A prisão do influenciador provocou uma onda de indignação e levou ao acúmulo de dezenas de projetos sobre o tema no Congresso. Mas, diante da comoção, o presidente da Câmara, Hugo Motta (Republicanos-PB), decidiu dar urgência ao PL 2.628/2022 — já aprovado no Senado em 2024 e considerado o texto mais “maduro” para responder à pressão social.
A versão mais recente do relatório de Jadyel Alencar, apresentada em 12 de agosto, traz medidas inéditas de responsabilização das plataformas digitais:
- retirada de conteúdos considerados criminosos, mesmo sem ordem judicial;
- regras específicas para prevenir e mitigar riscos a crianças e adolescentes;
- produção de relatórios semestrais com dados de denúncias e providências;
- criação de uma “autoridade nacional” de fiscalização e regulação, com poder de aplicar sanções como multas e até suspensão de atividades de empresas de tecnologia.
Segundo o relator, “o relatório está maduro, sem brechas para censura ou violação da liberdade de expressão. Tem sido elogiado por especialistas”.
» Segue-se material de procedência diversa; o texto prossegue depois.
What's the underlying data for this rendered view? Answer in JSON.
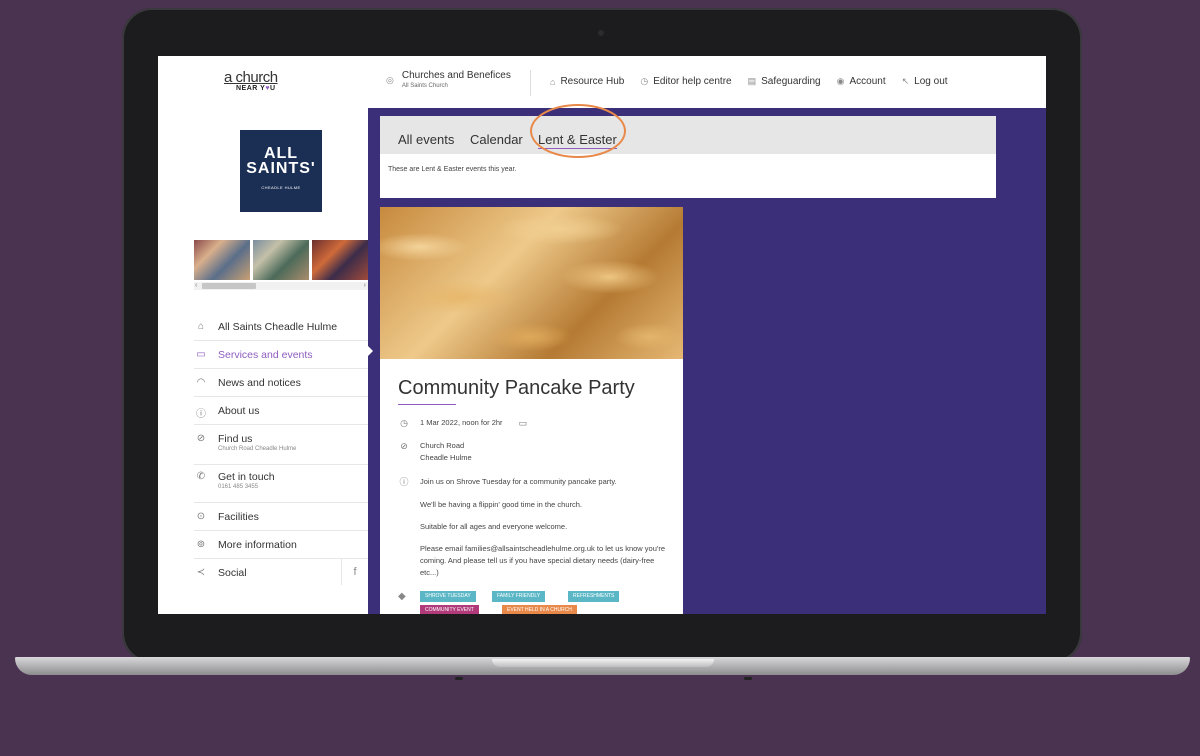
{
  "header": {
    "logo_top": "a church",
    "logo_bottom_a": "NEAR Y",
    "logo_bottom_b": "U",
    "church_title": "Churches and Benefices",
    "church_sub": "All Saints Church",
    "links": [
      {
        "label": "Resource Hub",
        "icon": "building-icon"
      },
      {
        "label": "Editor help centre",
        "icon": "question-icon"
      },
      {
        "label": "Safeguarding",
        "icon": "shield-icon"
      },
      {
        "label": "Account",
        "icon": "user-icon"
      },
      {
        "label": "Log out",
        "icon": "logout-icon"
      }
    ]
  },
  "sidebar": {
    "crest": {
      "line1": "ALL",
      "line2": "SAINTS'",
      "line3": "CHEADLE HULME"
    },
    "items": [
      {
        "label": "All Saints Cheadle Hulme",
        "sub": "",
        "icon": "home-icon"
      },
      {
        "label": "Services and events",
        "sub": "",
        "icon": "calendar-icon"
      },
      {
        "label": "News and notices",
        "sub": "",
        "icon": "news-icon"
      },
      {
        "label": "About us",
        "sub": "",
        "icon": "info-icon"
      },
      {
        "label": "Find us",
        "sub": "Church Road Cheadle Hulme",
        "icon": "location-icon"
      },
      {
        "label": "Get in touch",
        "sub": "0161 485 3455",
        "icon": "phone-icon"
      },
      {
        "label": "Facilities",
        "sub": "",
        "icon": "check-icon"
      },
      {
        "label": "More information",
        "sub": "",
        "icon": "help-icon"
      },
      {
        "label": "Social",
        "sub": "",
        "icon": "share-icon"
      }
    ],
    "social_fb": "f"
  },
  "tabs": {
    "items": [
      "All events",
      "Calendar",
      "Lent & Easter"
    ],
    "active": "Lent & Easter",
    "description": "These are Lent & Easter events this year."
  },
  "event": {
    "title": "Community Pancake Party",
    "datetime": "1 Mar 2022, noon for 2hr",
    "location_line1": "Church Road",
    "location_line2": "Cheadle Hulme",
    "desc1": "Join us on Shrove Tuesday for a community pancake party.",
    "desc2": "We'll be having a flippin' good time in the church.",
    "desc3": "Suitable for all ages and everyone welcome.",
    "desc4": "Please email families@allsaintscheadlehulme.org.uk to let us know you're coming. And please tell us if you have special dietary needs (dairy-free etc...)",
    "tags": [
      {
        "label": "SHROVE TUESDAY",
        "color": "#5bb7c6"
      },
      {
        "label": "FAMILY FRIENDLY",
        "color": "#5bb7c6"
      },
      {
        "label": "REFRESHMENTS",
        "color": "#5bb7c6"
      },
      {
        "label": "COMMUNITY EVENT",
        "color": "#b03a7a"
      },
      {
        "label": "EVENT HELD IN A CHURCH",
        "color": "#e8894a"
      }
    ]
  },
  "colors": {
    "accent": "#8e5dbf",
    "panel_purple": "#3a2f78",
    "background": "#4a3350",
    "highlight_circle": "#e8894a"
  }
}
Emanuella Halfeld, do Instituto Alana, organização dedicada à infância, afirma que o texto é um avanço: “Ele traz uma série de avanços para a proteção de crianças e adolescentes”.
CHANTAGEM BOLSONARISTA
O projeto, que deveria unir a Câmara em torno da proteção da infância, enfrenta resistência da bancada bolsonarista, que atua para impedir a responsabilização das plataformas digitais, as chamadas “Big Techs”, na divulgação de conteúdos criminosos e fake news. Deputados do PL e do Novo ameaçam obstruir os trabalhos caso não consigam modificar os pontos que tem interesse no relatório.
O argumento é o mesmo que a extrema direita vem repetindo sempre que a pauta envolve regulação digital: a acusação de censura. “Queremos tratar da sexualização de crianças, mas o projeto ainda é nebuloso. Do jeito que está, não tem nosso apoio”, declarou Sóstenes Cavalcante (PL-RJ). Já Marcel Van Hattem (Novo-RS) reforçou: “Abre margem para censura de manifestações lícitas e para regulamentação sem limites claros”.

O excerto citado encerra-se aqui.